Jul 24, 2018

A Tragic Reality in Japan

So I came across this flyer posted outside the local supermarket today:

A Tragic Reality in Japan photo

Have you seen anything like this in your neck of the woods? I’ve blacked out the personal details from it, but it’s a missing person flyer. 

Back in the States, I regret to say I’m used to seeing these for missing children, but in this case, it’s for a missing old person. The individual, aged 80, hasn’t been seen and folks are trying to track him down.

The tragic reality is that this situation is likely to increase in Japan, especially in rural communities. Allow me to explain why.

Aging Population

The greying of Japanese society is well documented. With a birthrate of 1.4 and aversion to immigration, Japan is facing a situation where elderly people will become the majority, and the country is not prepared for that. A few reasons why are highlighted below.

Movement to the cities

This issue is especially relevant to rural areas like my home here in Niigata. The standard used to be that at least one child would take over the family home and provide care for the parents until they passed. However, the combination of folks having fewer kids and those kids moving to the cities leaves many elderly alone in their homes. With no one to watch out for them, situations where folks become lost, disoriented, or worse due to lack of caretaking is only going to increase over time.

Expense & shortage of nursing homes

One solution to an absence of family caretakers is to place elderly folks into nursing homes—at least it would be if there were enough to do so and they weren’t so expensive. Most nursing homes here have untenably long waiting lists, and for most Japanese, the costs are prohibitive. That means the government is likely going to have to step in, but it does not have the budget or manpower to succeed in producing enough nursing homes to care for the number of elderly that will soon need it.

So what’s the solution? From my vantage point, there are two. 

First is immigration for medical staff to fill nursing homes. This is a stop gap measure though, because the government can only subsidize so many nurses and doctors. 

Second is getting folks out of the big cities. Japan’s tendency to put all of its eggs in a few baskets is dangerous, not just because a disaster in the wrong place could cripple the country, but because city living has eroded family life in Japan. 

Japan needs to encourage folks to move back to the furusato, and it wouldn’t be so difficult. I’ll explain my master plan in a future blog post when I have the time!

Until then, I encourage you all the support the elderly folks in your neighborhoods. Give them some care and consideration—you never know the difference you can make!

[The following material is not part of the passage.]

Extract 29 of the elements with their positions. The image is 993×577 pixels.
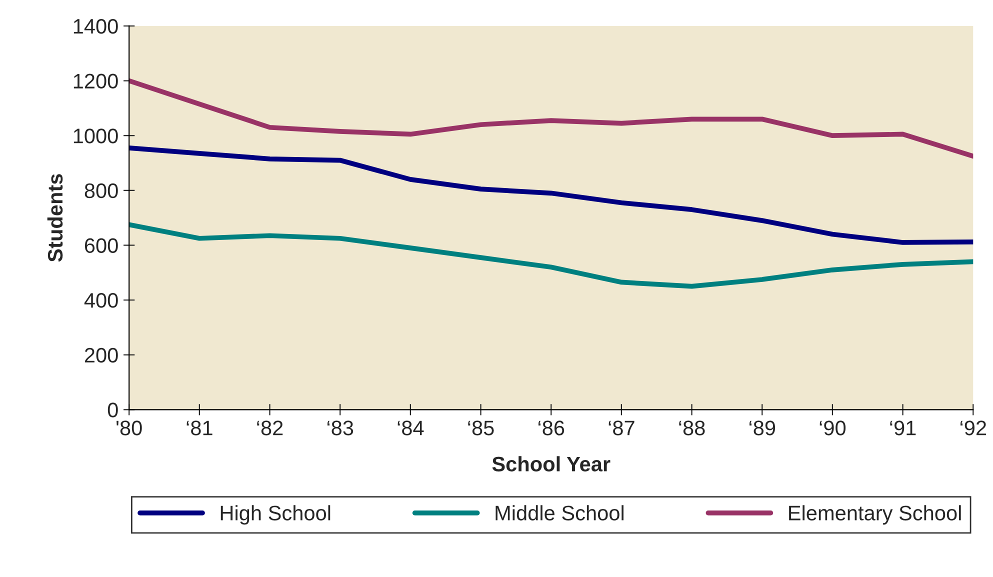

Hitting the books once again as a Ph.D. student in Niigata Prefecture. Although I've lived in Japan many years, life as a student in this country is a first.

Blessed Dad. Lucky Husband. Happy Gaijin (most of the time).

1 Comment

  • Candiajia1

    on Jul 24

    This is such a thoughtful post. I always like the idea of being neighborly especially to the elderly. As is the case with mostly every country, I always wonder why governments NEVER try and make the necessary arrangements to ensure certain facilities and amenities and opportunities that are in abundance in urban areas be present and available in rural areas. One just needs to look at and carefully analyze the push and pull factors between urban and rural areas to recognize what must be done in order for communities to become stabilized.